The life office has also revealed that this year's mortgage endowment payouts for 15 and 20-year policies were under target. An endowment customer with a 15-year policy maturing on 1 February 2008 would have expected to receive a payout of £14,923, but in fact received £12,714. Likewise, the projected payout for a 20-year policy was £24,400 but the actual value on maturity was £22,558.

However, 25-year policies were £4,825 above target and have paid out £38,136.

Endowment mortgage with-profit funds were popular in the 1980s and 1990s, but shortfalls meant that many policyholders were left unable to repay their loans. They work by investing the mortgage repayments in order to produce a lump sum large enough to repay the debt.

Scottish Widows says it has placed 88% of its policies on red alert, which means that these may be in shortfall when they mature. This follows Norwich Union's recent admission that 90% of its mortgage endowment with-profit funds might be in shortfall.

With-profits fund

Scottish Widows’ has also confirmed that its with-profit fund made returns of just 5% last year, down from 10% in 2006.

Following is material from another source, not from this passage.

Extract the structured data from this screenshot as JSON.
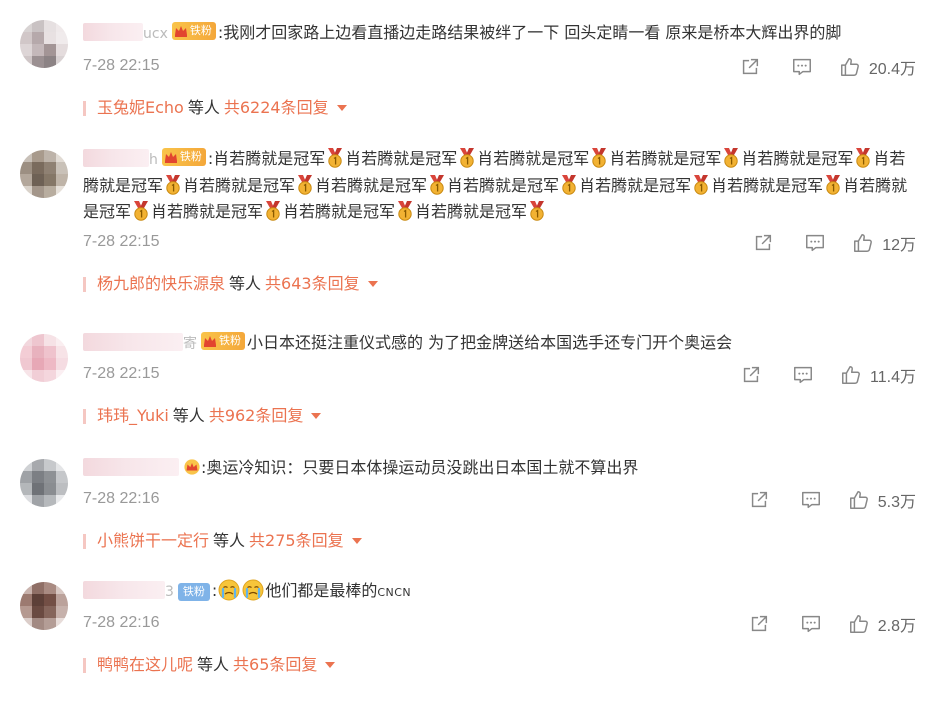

It says that the £17 billion fund performed well during a year of “volatile investment markets” despite diminished returns.

Scottish Widows increased the with-profit fund’s exposure to UK equities to 44% during 2007, up from 43% in 2006, while simultaneously lowering investment in fixed interest from 31% to 29%. It also increased investment in property from 10% in 2006 to 12% and reduced exposure to other investments from 8% to 5%.

Regular bonuses across conventional and unitised policies remained unchanged from those set in 2007, but Scottish Widows has added regular bonuses to 441,000 unitised with-profit polices and 239,000 conventional. Final bonuses increased slightly from those seen last July.